Warschau 1993

In Warschau erzählt jeder einzelne Stein vom Kampf ums Überleben, vom Mut zur Wiedergeburt, von dem Wunsch, Erinnerungen zu bewahren. Warschau ist starrsinnig und rebellisch. Diese Haltung führte dazu, dass es immer wieder unterdrückt wurde von den Schweden ebenso wie von den Zaristen, Nazis und Sowjets-, seit König Sigismund III. Wasa 1596 beschloss, die Residenz der Könige von der Hauptstadt Krakau nach Warschau zu verlegen. Das Symbol der Stadt ist eine kriegerische Meerjungfrau mit Schild und Säbel. Dies geht auf eine Legende zurück, nach der diese Meeresamazone einem Fischer erschien und ihm prophezeite, dass genau an dieser Stelle, einmal eine unzerstörbare Stadt stehen würde. Und sie hatte Recht. Obwohl 85 Prozent von Warschaus Gebäuden im Zweiten Weltkrieg zerstört und die meisten seiner Einwohner getötet oder in Konzentrationslager deportiert wurden oder einfach aus der Stadt geflohen waren, erhob sich Warschau wie Phönix aus der Asche. Heute ist es die Hauptstadt eines Landes, das der Europäischen Union angehört und wohlhabender ist denn je.

Die Weichsel teilt die Stadt in zwei Teile. Die meisten historischen Monumente liegen auf der linken Seite des Flusses. Kritiker behaupten, Stare Miasto – die Altstadt mit ihrem Marktplatz Rynek – sei eine Fälschung, denn sie wurde neu aufgebaut.
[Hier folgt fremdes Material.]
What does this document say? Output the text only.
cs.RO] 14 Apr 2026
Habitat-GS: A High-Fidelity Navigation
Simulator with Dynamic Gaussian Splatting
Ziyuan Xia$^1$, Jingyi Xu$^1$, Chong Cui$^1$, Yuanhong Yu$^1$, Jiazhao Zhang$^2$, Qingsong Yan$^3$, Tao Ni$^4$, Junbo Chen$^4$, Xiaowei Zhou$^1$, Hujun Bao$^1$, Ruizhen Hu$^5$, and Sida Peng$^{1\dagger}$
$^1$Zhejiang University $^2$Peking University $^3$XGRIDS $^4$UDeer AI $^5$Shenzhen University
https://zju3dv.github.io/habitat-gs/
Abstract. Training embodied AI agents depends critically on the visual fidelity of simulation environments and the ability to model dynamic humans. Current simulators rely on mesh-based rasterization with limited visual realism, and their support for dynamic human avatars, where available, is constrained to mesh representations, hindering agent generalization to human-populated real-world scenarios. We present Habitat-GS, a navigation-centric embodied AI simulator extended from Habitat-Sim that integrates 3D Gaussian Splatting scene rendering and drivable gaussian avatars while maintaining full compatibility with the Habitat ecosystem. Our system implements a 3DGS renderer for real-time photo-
Allerdings muss man anerkennen, dass die alten Häuser heute ihrem ursprünglichen Aussehen viel näher sind, als zu der Zeit ihrer Bombardierung. Bei der Gestaltung der Fassaden orientierte man sich an 22 Ansichten, die der venezianische Künstler Bernardo
Bellotto (,,Canaletto“) Mitte des 18. Jh. von der Altstadt Warschaus gemalt hatte. Zwischen 1971 und 1984 rekonstruierte die Stadt
außerdem das Königsschloss der Stadt (Zamek Królewski), sowie den ältesten Sakralbau Warschaus, die gotische Katedra Sw. Jana.
An das Warschauer Ghetto dagegen erinnern heute nur noch drei Mauerabschnitte und drei Denkmäler.

In Warschau leben zur Zeit etwa 1,6 Millionen Menschen, die eine intensive urbane Entwicklung nötig machten, wobei jedoch
stets auf ausreichend Grünflächen geachtet wurde. Daneben gibt es viele historische Parks, wie den Wilanów, der einen barocken Palast umgibt, oder den Lazienki Park mit einem Denkmal des Musikers Frédéric Chopin, der dreißig Jahre in Warschau lebte.
Das schönste der neu errichteten städtischen Gebäude ist direkt an den botanischen Garten angebaut: die Biblioteka Uniwersytecka
(2000). Besonders sensationell sind ihre hängenden Gärten, zu denen man über eine spektakuläre Treppe gelangt.

Die neuen Hochhäuser, wie der Trade Tower und das Finanzcenter, sind dagegen weniger Aufsehen erregend. Sie agieren als zum Palac Kultury i Nauki, dem Palast für Kultur und Wissenschaft. Dieser wurde 1954 als Geschenk“ Stalins errichtet und ist mit 231 Metern das höchste Gebäude Polens. Die Warschauer sagen, vom Kulturpalast aus habe man den schönsten Blick, denn dies sei der einzige Ort, von dem aus man dieses Bauwerk nicht sehen kann.